I'm sorry, readers, but I never cared much for Robert Burns.  I know that's an invitation to have my head taken off with a claymore.  His poetry has some good lines, but he took (stole) most of it from traditional sources, slapped his name on the verses, and went about spouting it at parties where he was guaranteed plenty of food and whiskey. He was lazy, a womanizer, petty, vain and greedy.  Other than that he was all right. (If you are related to Robert Burns or a member of the Robert Burns Society, whose members meet occasionally to declaim his poetry, eat haggis and drink scotch, this is just my opinion. Please don't make me wear a kilt.)

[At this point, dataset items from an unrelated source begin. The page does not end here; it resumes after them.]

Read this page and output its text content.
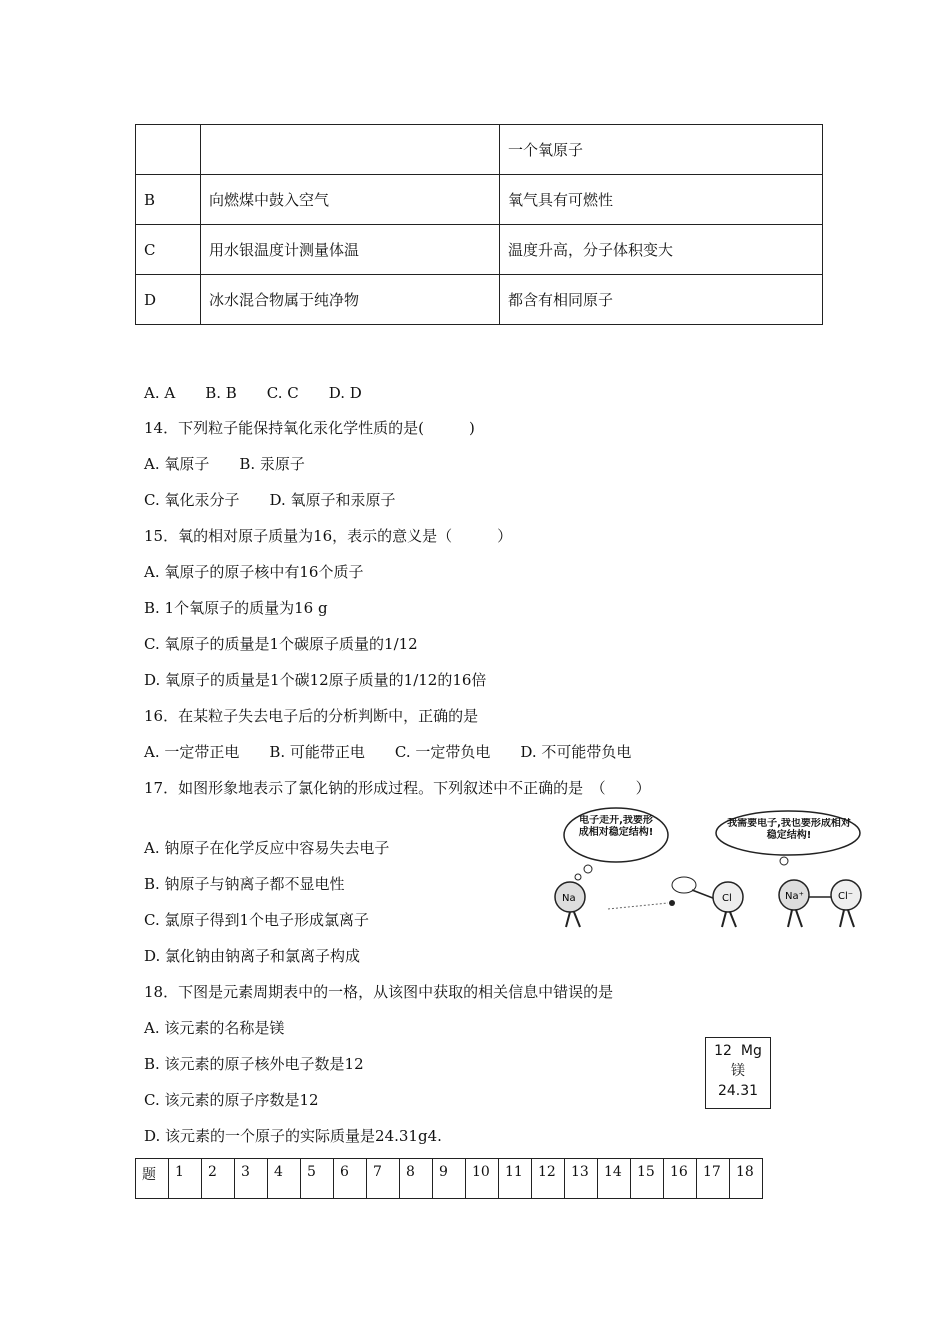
		一个氧原子
B	向燃煤中鼓入空气	氧气具有可燃性
C	用水银温度计测量体温	温度升高，分子体积变大
D	冰水混合物属于纯净物	都含有相同原子
A. A　　B. B　　C. C　　D. D
14．下列粒子能保持氧化汞化学性质的是(　　　)
A. 氧原子　　B. 汞原子
C. 氧化汞分子　　D. 氧原子和汞原子
15．氧的相对原子质量为16，表示的意义是（　　　）
A. 氧原子的原子核中有16个质子
B. 1个氧原子的质量为16 g
C. 氧原子的质量是1个碳原子质量的1/12
D. 氧原子的质量是1个碳12原子质量的1/12的16倍
16．在某粒子失去电子后的分析判断中，正确的是
A. 一定带正电　　B. 可能带正电　　C. 一定带负电　　D. 不可能带负电
17．如图形象地表示了氯化钠的形成过程。下列叙述中不正确的是　（　　）
A. 钠原子在化学反应中容易失去电子
B. 钠原子与钠离子都不显电性
C. 氯原子得到1个电子形成氯离子
D. 氯化钠由钠离子和氯离子构成
电子走开,我要形成相对稳定结构!
我需要电子,我也要形成相对稳定结构!
Na	Cl	Na⁺	Cl⁻
18．下图是元素周期表中的一格，从该图中获取的相关信息中错误的是
A. 该元素的名称是镁
B. 该元素的原子核外电子数是12
C. 该元素的原子序数是12
D. 该元素的一个原子的实际质量是24.31g4.
12 Mg
镁
24.31
题	1	2	3	4	5	6	7	8	9	10	11	12	13	14	15	16	17	18
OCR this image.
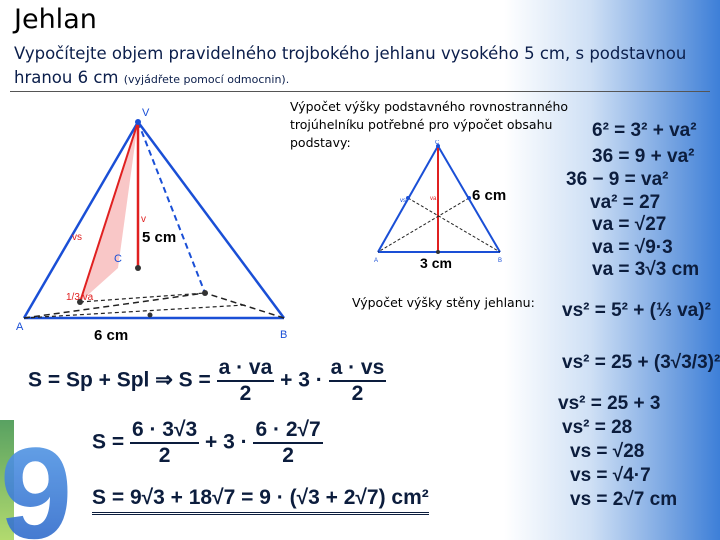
Jehlan
Vypočítejte objem pravidelného trojbokého jehlanu vysokého 5 cm, s podstavnou hranou 6 cm (vyjádřete pomocí odmocnin).
V
A
B
C
vs
v
5 cm
1/3 va
6 cm
Výpočet výšky podstavného rovnostranného trojúhelníku potřebné pro výpočet obsahu podstavy:	C
A	B
va
vs	6 cm
3 cm
6² = 3² + va²
36 = 9 + va²
36 − 9 = va²
va² = 27
va = √27
va = √9·3
va = 3√3 cm
Výpočet výšky stěny jehlanu: vs² = 5² + (⅓ va)²
vs² = 25 + (3√3/3)²
vs² = 25 + 3
vs² = 28
vs = √28
vs = √4·7
vs = 2√7 cm
S = Sp + Spl ⇒ $S = \frac{a \cdot va}{2} + 3 \cdot \frac{a \cdot vs}{2}$
$S = \frac{6 \cdot 3√3}{2} + 3 \cdot \frac{6 \cdot 2√7}{2}$
S = 9√3 + 18√7 = 9 · (√3 + 2√7) cm²
9
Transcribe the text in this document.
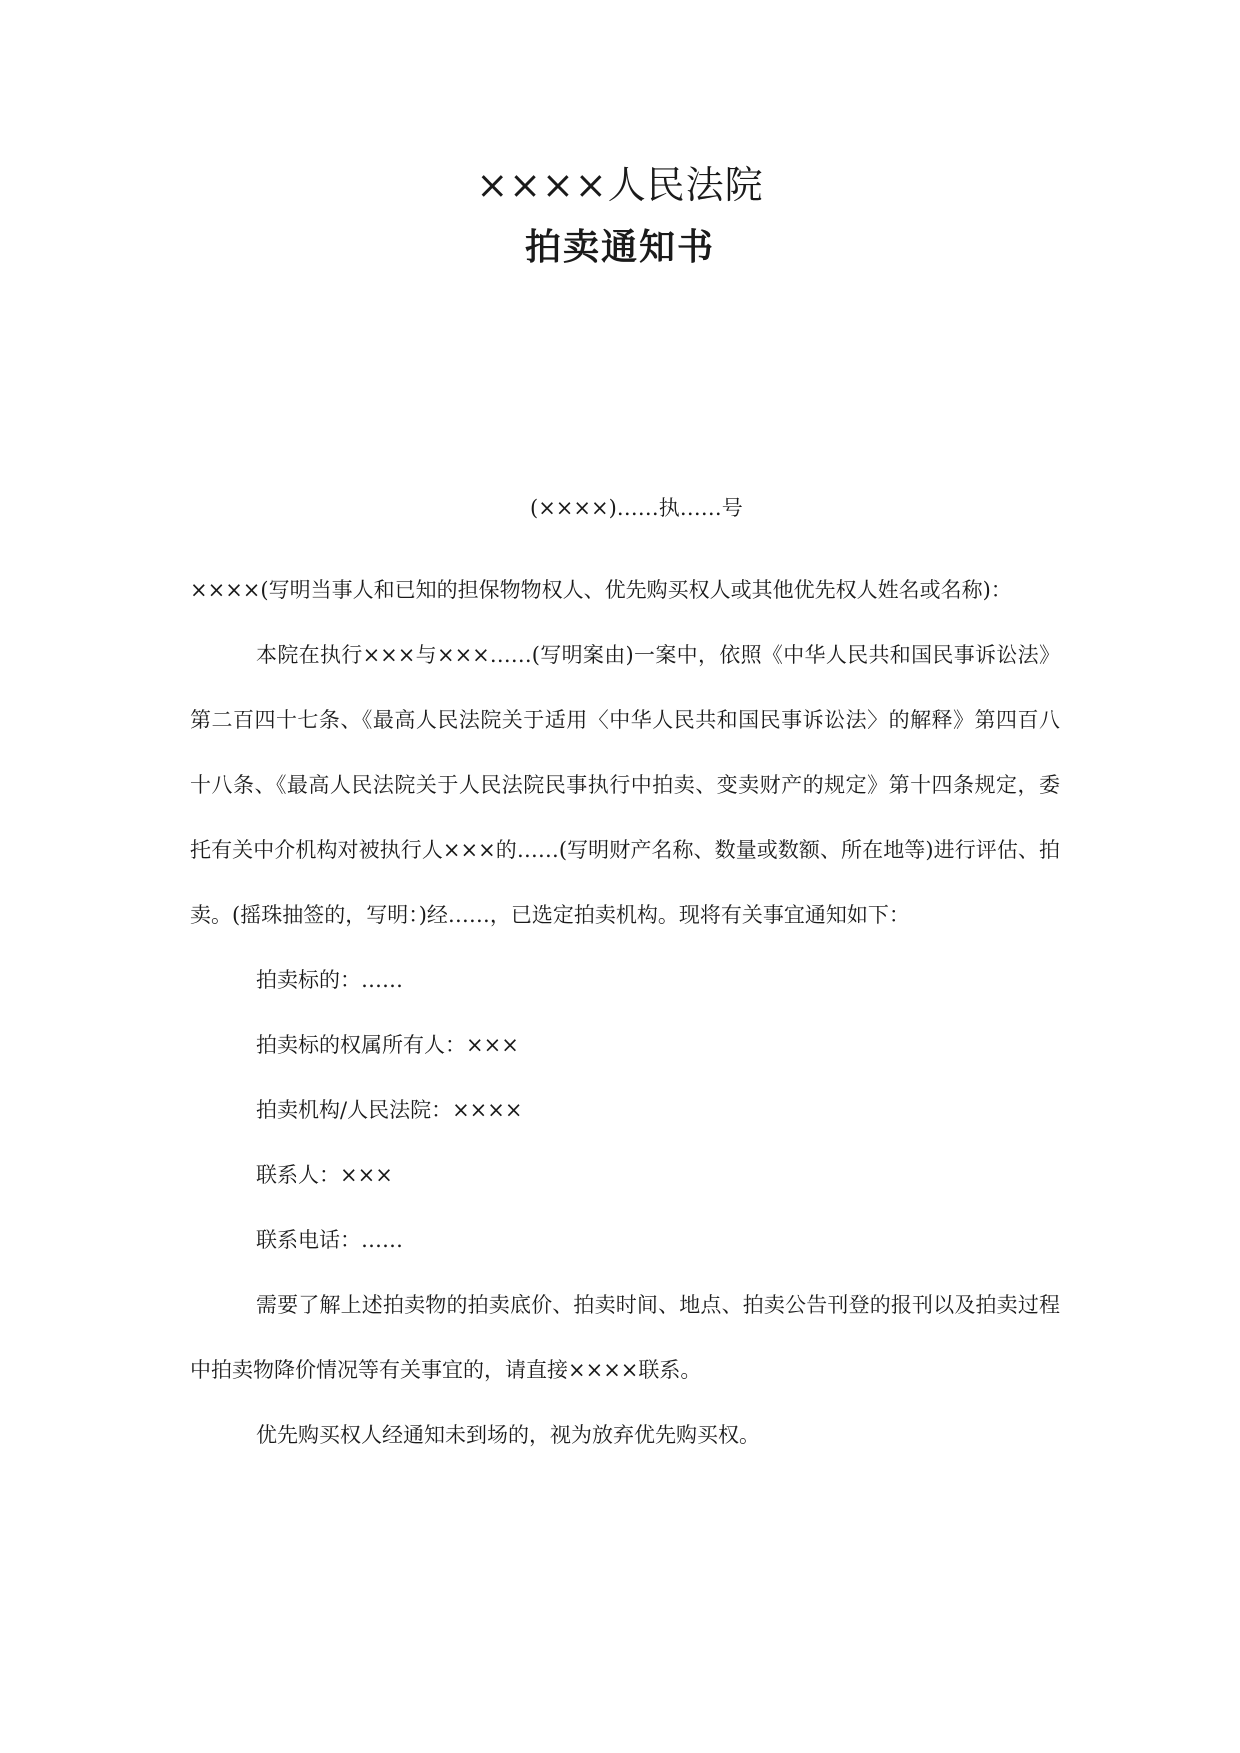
××××人民法院
拍卖通知书
(××××)……执……号

××××(写明当事人和已知的担保物物权人、优先购买权人或其他优先权人姓名或名称)：

本院在执行×××与×××……(写明案由)一案中，依照《中华人民共和国民事诉讼法》第二百四十七条、《最高人民法院关于适用〈中华人民共和国民事诉讼法〉的解释》第四百八十八条、《最高人民法院关于人民法院民事执行中拍卖、变卖财产的规定》第十四条规定，委托有关中介机构对被执行人×××的……(写明财产名称、数量或数额、所在地等)进行评估、拍卖。(摇珠抽签的，写明：)经……，已选定拍卖机构。现将有关事宜通知如下：

拍卖标的：……

拍卖标的权属所有人：×××

拍卖机构/人民法院：××××

联系人：×××

联系电话：……

需要了解上述拍卖物的拍卖底价、拍卖时间、地点、拍卖公告刊登的报刊以及拍卖过程中拍卖物降价情况等有关事宜的，请直接××××联系。

优先购买权人经通知未到场的，视为放弃优先购买权。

Anyhow, the line I used for the title is "The best-laid plans o' mice and men gang aft a-gley." Burns putatively wrote this line at part of a poem that came to him after turning up (he said) a mouse's nest with a plow. I doubt this since plowing involves actual work.  But to the matter...

I have put a lot of time and energy into thinking about and actually packing this past month with the trip to Europe and now to Lynchburg. There's always the question of what to take.  Sometimes I envy those nineteenth century travelers who went about with huge crates and steamer trunks. Of course, they had servants to do the heavy lifting, not a couple of one-inch diameter plastic wheels. Obviously, when we pack we have to limit ourselves to what we can lift or roll.

Some things are givens: underwear, clothes, toiletries, reading matter, cell phone, journal, laptop, etc. With some things it is a good idea to have a duplicate: on this trip I have a laptop and a netbook.  You can never be too careful. And I learn from each trip what I should have brought. In Europe I acquired a sunburn that made some people ask if I had been in Bermuda.  Also wish I had brought binoculars. Live and learn.

One recommendation I've seen is to take two pairs of glasses.  I know why now. On the way down a little screw popped loose from my prescription glasses and the right lens fell out.  I tried for several hours to put the screw back in (it's literally a millimeter long) but couldn't do it without the right tools. Shoulda brought another pair.  As it turned out, Becky had brought two pairs of reading glasses and I am able to use one. Sometimes it's not what you know, it's who you're with.